See ./examples/ for upstream dlt reference

2026-06 updates (from the `upstream-package-monitoring` openspec change)

dltHub Pro launched 2026-04-14. The Pro tier adds 9,700+ known source contexts that DLT can pull from in one call. The KCG dev plan is tracked by openspec/changes/dlt-pro-source-registry/.
Cortex Code (Snowflake's AI assistant, launched ~9 weeks before dltHub Pro) integrates directly with the dlt Pro source registry.
ADE-Bench (the AI data-engineer benchmark) reported 65% task success on Snowflake via Cortex Code vs 58% for Claude Code. The paper's key finding: "without the workbench, the agent leaked credentials" — directly validates KCG's strict-secret-hydration mandate (see docs/secrets/secrets_management_plan.md for the Infisical + Locket + mise three-way contract).
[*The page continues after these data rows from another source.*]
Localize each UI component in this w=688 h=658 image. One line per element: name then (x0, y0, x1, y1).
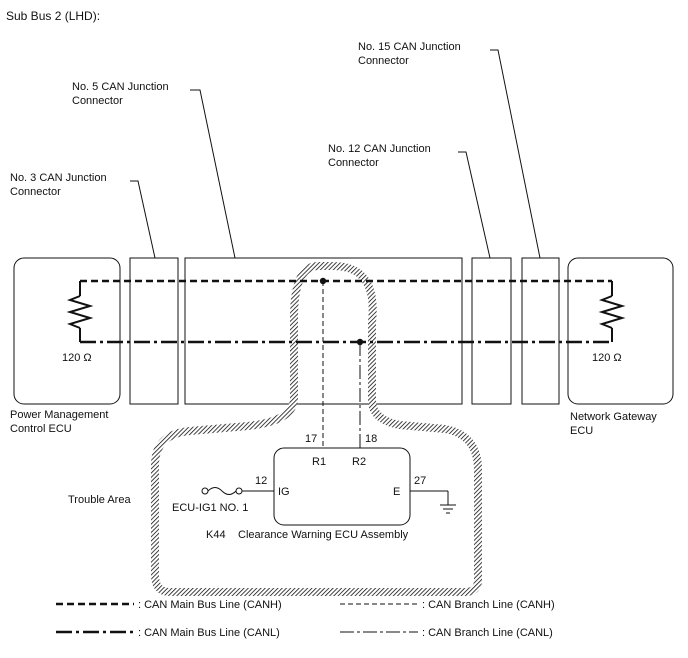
left-resistor-value: 120 Ω (62, 352, 92, 364)
pin-r1-label: R1 (312, 456, 326, 468)
clearance-ecu-name: Clearance Warning ECU Assembly (238, 529, 409, 541)
svg-text:Control ECU: Control ECU (10, 423, 72, 435)
svg-text:Connector: Connector (328, 157, 379, 169)
right-resistor-value: 120 Ω (592, 352, 622, 364)
svg-text:Connector: Connector (72, 95, 123, 107)
pin-r2-label: R2 (352, 456, 366, 468)
pin-27-number: 27 (414, 475, 426, 487)
svg-text:ECU: ECU (570, 425, 593, 437)
no3-connector-label: No. 3 CAN Junction Connector (10, 172, 107, 198)
svg-text:No. 5 CAN Junction: No. 5 CAN Junction (72, 81, 169, 93)
no15-connector-label: No. 15 CAN Junction Connector (358, 41, 461, 67)
svg-text:No. 15 CAN Junction: No. 15 CAN Junction (358, 41, 461, 53)
svg-text:Connector: Connector (10, 186, 61, 198)
legend-branch-canl-label: : CAN Branch Line (CANL) (422, 627, 553, 639)
left-terminator-resistor-icon (66, 281, 94, 342)
legend: : CAN Main Bus Line (CANH) : CAN Branch … (56, 599, 555, 639)
power-management-ecu-box (13, 257, 121, 405)
svg-text:Connector: Connector (358, 55, 409, 67)
fuse-label: ECU-IG1 NO. 1 (172, 502, 248, 514)
svg-text:No. 12 CAN Junction: No. 12 CAN Junction (328, 143, 431, 155)
trouble-area-outline (151, 262, 482, 596)
network-gateway-ecu-label: Network Gateway ECU (570, 411, 657, 437)
pin-12-number: 12 (255, 475, 267, 487)
leader-lines (130, 49, 541, 259)
ground-icon (410, 490, 456, 514)
svg-text:No. 3 CAN Junction: No. 3 CAN Junction (10, 172, 107, 184)
no3-junction-connector-box (129, 257, 179, 405)
pin-ig-label: IG (278, 486, 290, 498)
legend-main-canl-label: : CAN Main Bus Line (CANL) (138, 627, 280, 639)
clearance-warning-ecu-box (273, 447, 411, 526)
diagram-title: Sub Bus 2 (LHD): (6, 9, 100, 23)
right-terminator-resistor-icon (598, 281, 626, 342)
pin-17-number: 17 (305, 433, 317, 445)
no12-leader-line (458, 151, 491, 259)
trouble-area-label: Trouble Area (68, 494, 131, 506)
no15-junction-connector-box (521, 257, 560, 405)
no5-leader-line (190, 89, 236, 259)
fuse-icon (201, 487, 274, 495)
network-gateway-ecu-box (567, 257, 674, 405)
no3-leader-line (130, 180, 156, 259)
svg-text:Network Gateway: Network Gateway (570, 411, 657, 423)
no12-connector-label: No. 12 CAN Junction Connector (328, 143, 431, 169)
legend-main-canh-label: : CAN Main Bus Line (CANH) (138, 599, 282, 611)
connector-code: K44 (206, 529, 226, 541)
pin-e-label: E (393, 486, 400, 498)
legend-branch-canh-label: : CAN Branch Line (CANH) (422, 599, 555, 611)
svg-text:Power Management: Power Management (10, 409, 108, 421)
pin-18-number: 18 (365, 433, 377, 445)
no5-connector-label: No. 5 CAN Junction Connector (72, 81, 169, 107)
no15-leader-line (490, 49, 541, 259)
no12-junction-connector-box (471, 257, 512, 405)
power-management-ecu-label: Power Management Control ECU (10, 409, 108, 435)
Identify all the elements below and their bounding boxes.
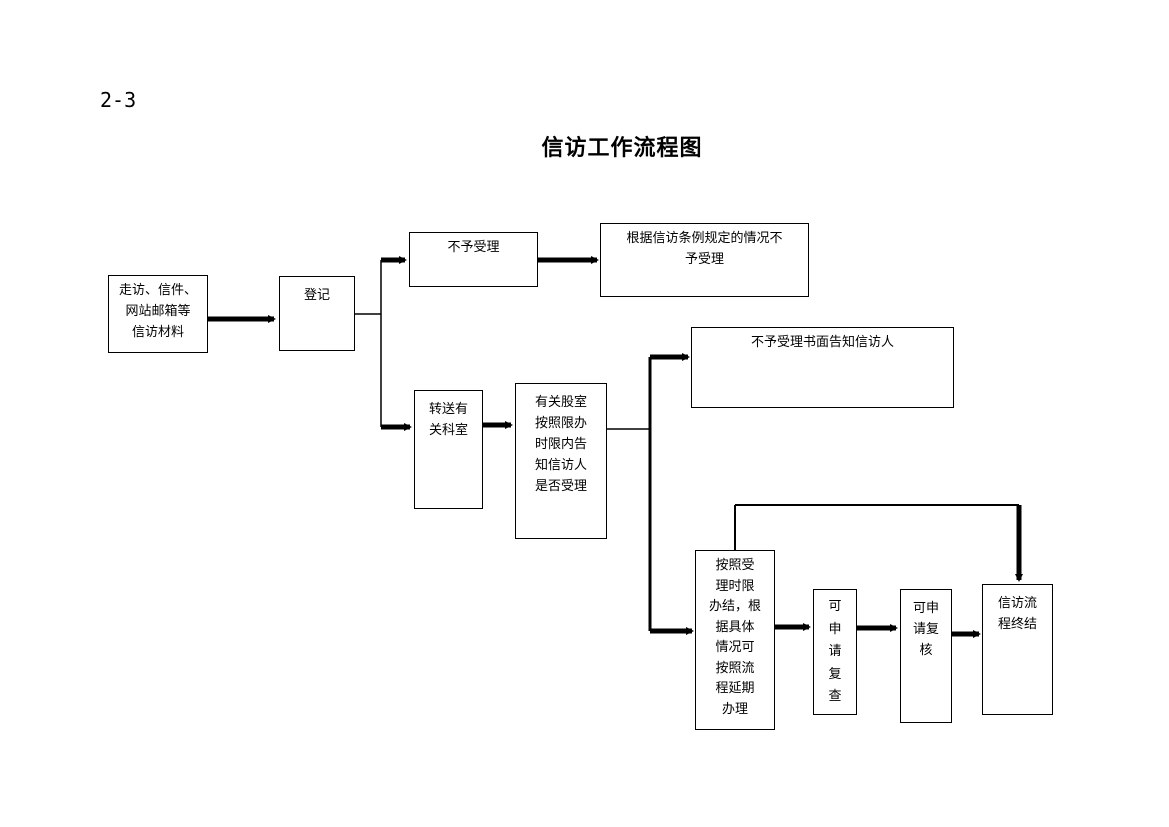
node-reject: 不予受理 (409, 232, 538, 287)
node-end: 信访流 程终结 (982, 584, 1053, 715)
node-source: 走访、信件、 网站邮箱等 信访材料 (108, 275, 208, 353)
node-reject-reason: 根据信访条例规定的情况不 予受理 (600, 223, 809, 297)
node-decide: 有关股室 按照限办 时限内告 知信访人 是否受理 (515, 383, 607, 539)
node-transfer: 转送有 关科室 (414, 390, 483, 509)
node-review: 可 申 请 复 查 (813, 589, 857, 715)
page-title: 信访工作流程图 (541, 135, 703, 161)
node-recheck: 可申 请复 核 (900, 589, 952, 723)
page-number: 2-3 (100, 88, 137, 112)
node-register: 登记 (279, 276, 355, 351)
node-handle: 按照受 理时限 办结，根 据具体 情况可 按照流 程延期 办理 (695, 550, 775, 730)
node-notify-reject: 不予受理书面告知信访人 (691, 327, 954, 408)
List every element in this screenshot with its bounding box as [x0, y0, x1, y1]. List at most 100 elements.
dlthub upstream monitor — dlthub_blog.yml in infrastructure/firecrawl/monitors/upstream_packages/ is the Firecrawl monitor that detects new source-context additions, ADE-Bench results, and Cortex Code integration updates via the LLM-judge --goal filter. The n8n workflow infrastructure/stacks/n8n/workflows/upstream-blog-monitor.json writes the payload to s3://oideachais-upstream-webhooks/dlthub/...jsonl and triggers the Dagster asset upstream_blog_monitor_ingest. notebooks:
data_engineering_dlt_small-data-sf-2025_elvis.ipynb — Dremio "small data" workshop (SF 2025): dlt pipelines for small files, REST API ingestion patterns, and DuckDB destination examples.